When he was unable to achieve that, he left the whole group just past the border into Mexico and was never seen again. Lucky for Gloria and all, they had the presence of mind to recover their passports and visas from his bags beforehand, or things would have been immeasurably worse further down the line. As anyone knows who travels to foreign countries, there is always a time limit to one's visa. And by the beginning of November their time was drawing near its expiration date.
On the 6th of that month, they crossed the border with Guatemala in order to renew their tourist visas. I know that I felt some worry about their safety. After all, they were for all intents and purposes my "little family" by now. Permission to be in a country like these with scarcely any financial resources evident is something not to be taken lightly. At least I owned a van and carried U.S. currency on me. On the other hand, they were only one small notch higher than common "wetbacks".

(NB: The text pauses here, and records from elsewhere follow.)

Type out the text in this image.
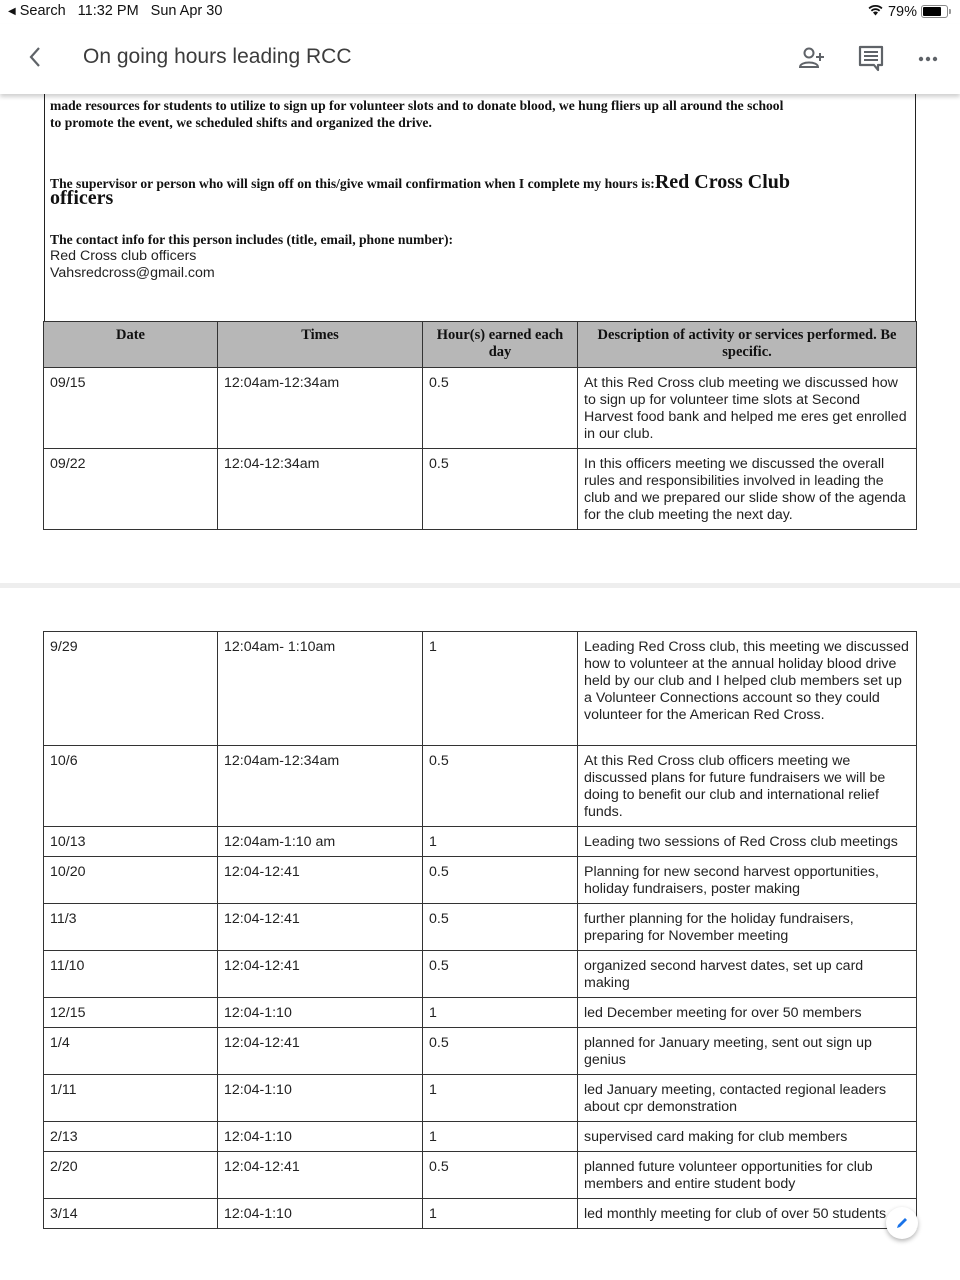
◀ Search 11:32 PM Sun Apr 30	79%
On going hours leading RCC
made resources for students to utilize to sign up for volunteer slots and to donate blood, we hung fliers up all around the school
to promote the event, we scheduled shifts and organized the drive.
The supervisor or person who will sign off on this/give wmail confirmation when I complete my hours is:Red Cross Club
officers
The contact info for this person includes (title, email, phone number):
Red Cross club officers
Vahsredcross@gmail.com
Date	Times	Hour(s) earned each day	Description of activity or services performed. Be specific.
09/15	12:04am-12:34am	0.5	At this Red Cross club meeting we discussed how to sign up for volunteer time slots at Second Harvest food bank and helped me eres get enrolled in our club.
09/22	12:04-12:34am	0.5	In this officers meeting we discussed the overall rules and responsibilities involved in leading the club and we prepared our slide show of the agenda for the club meeting the next day.
9/29	12:04am- 1:10am	1	Leading Red Cross club, this meeting we discussed how to volunteer at the annual holiday blood drive held by our club and I helped club members set up a Volunteer Connections account so they could volunteer for the American Red Cross.
10/6	12:04am-12:34am	0.5	At this Red Cross club officers meeting we discussed plans for future fundraisers we will be doing to benefit our club and international relief funds.
10/13	12:04am-1:10 am	1	Leading two sessions of Red Cross club meetings
10/20	12:04-12:41	0.5	Planning for new second harvest opportunities, holiday fundraisers, poster making
11/3	12:04-12:41	0.5	further planning for the holiday fundraisers, preparing for November meeting
11/10	12:04-12:41	0.5	organized second harvest dates, set up card making
12/15	12:04-1:10	1	led December meeting for over 50 members
1/4	12:04-12:41	0.5	planned for January meeting, sent out sign up genius
1/11	12:04-1:10	1	led January meeting, contacted regional leaders about cpr demonstration
2/13	12:04-1:10	1	supervised card making for club members
2/20	12:04-12:41	0.5	planned future volunteer opportunities for club members and entire student body
3/14	12:04-1:10	1	led monthly meeting for club of over 50 students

So it's easy to imagine the extent of my concern when only some of them returned two days later. Gloria was not among them! My agony was somewhat assuaged when they told me not to worry, Gloria would be back a little later. She had decided it was time to bring her other daughter, 11-year-old Sonia, out of El Salvador in order to be with us. So I just had to be patient.
My patience was greatly rewarded when someone in the institute called out to me, "Terry, there's a telegram for you!" Sure enough. My diary has this entry for Saturday, the 8th of November: Gloria sent to me a telegram saying she'd return on Monday! (And yes, it was even written in red ink.) The words in the telegram were:
TERRY LLEGARE EL LUNES. I LOVE YOU. GLORIA.
Whew! Finally I would be united once more with her, and we could get on with our lives together.
You can imagine my great happiness when Sunday evening around 9 o'clock or so as I sat in the front door of the school - the same spot where I first met her a month earlier - she suddenly appeared again. This time accompanied by a dark-haired little girl, who she presented to me as "Terry, Ústa es Sonia, mi otra hija [Terry, this is Sonia, my other daughter.]" My family wasn't quite so "little" as it was before.